In the bigger, heavier Juke, the engine loses some of the vim liveliness present in the Micra. It’s powerful enough to haul the Juke along and proves pretty refined but with a 0-62mph time of 10.4 seconds it’s hardly “sporty”. Official economy figures range from 48mpg for the manual to 46mpg for auto and CO2 emissions are 112g/km and 110g/km respectively. If you want to get the most performance from the engine, the manual gearbox is the one to go for while the auto blunts it slightly but makes up for it with a smooth, easy shift.

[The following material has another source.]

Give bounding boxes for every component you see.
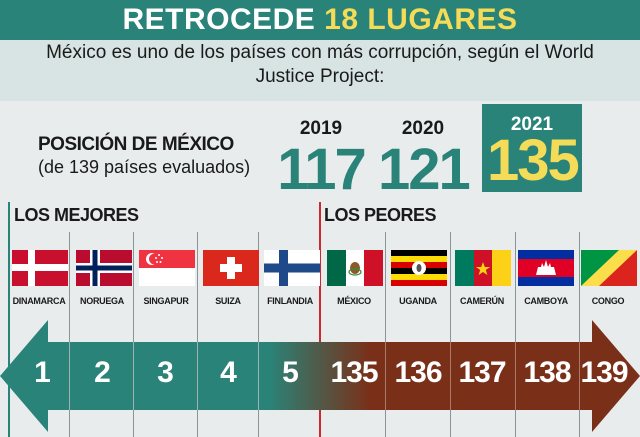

Of course, you can’t discuss the Juke without referring to its looks. The last one set the bar high for individuality and was a true love-it-or-hate-it car. Despite being all-new, this car hasn’t strayed too far from that original design. Instead it looks like someone has put sharp edges on all the bulbous curves of the old one. The massive circular lights (now the main LED headlights) are still there, topped with slim LED running lights and set above a gawping grille. The roofline tapers down towards the rear in the now-familiar coupe style and there’s still a squat, faintly aggressive edge to it. The B-SUV segment is one of the more adventurous when it comes to design - an approach pioneered by the original Juke - but this new Juke still manages to stand out as particularly bold.
Under the new skin the Juke addresses two of the biggest problems with the original model. It’s slightly longer and wider but has a substantially longer wheelbase, meaning there’s a lot more interior space. Rear passengers get nearly 6cm more knee-room and 1cm more headroom, meaning you can now actually fit adults in the rear seats.
The interior fit and finish is also a massive step forward from the cheap and nasty cabin of the old Juke. Nissan says the Juke is the best interior of any Nissan and it’s hard to argue. The layout is simplified and sensible, and the materials, including faux or real leather, Alcantara and soft-touch plastics, are a cut above the rest of the range and easily on a par with most of its rivals.
At the heart of the cabin is a new more connected infotainment system, controlled via an eight-inch touchcsreen with nicely arranged physical controls for menu shortcuts. As well as Android Auto and Apple CarPlay, higher-spec versions of the system feature sat nav with live traffic and Google Assistant functionality. This lets you send navigation instructions to the car even when you’re not nearby and ask it to report on things like fuel levels and tyre pressures, if that’s what floats your boat. From next year it you’ll be able to specify a mobile wifi hotspot as well.
The big screen is standard on all but the entry-level £17,395 Visia trim. With 16-inch steel wheels and no touchscreen don’t expect to see many of those, even if cruise control, autonomous emergency braking and lane intervention are standard. Accenta adds the touchscreen, reversing camera, internet connectivity and 17-inch alloys, while parking sensors, automatic air con, 360-degree camera, keyless technology, navigation and heated seats are available on higher-spec models.
Tekna and Tekna+ models also get Propilot or driver assist with adaptive cruise and active lane keeping and the Bose Personal Plus headrest-mounted speakers for a more immersive listening experience. The £23,895 Tekna+ also offers personalisation packages with two-tone paint finishes and a choice of interior materials and colour combinations.
According to Nissan, when the Juke launched it had no competitors but today it has 24. That’s a tough market but the new model is competitive everywhere it counts, from price to comfort, connectivity and safety technology. It also retains the unique styling and characteristics that set the mould for this rapidly growing segment.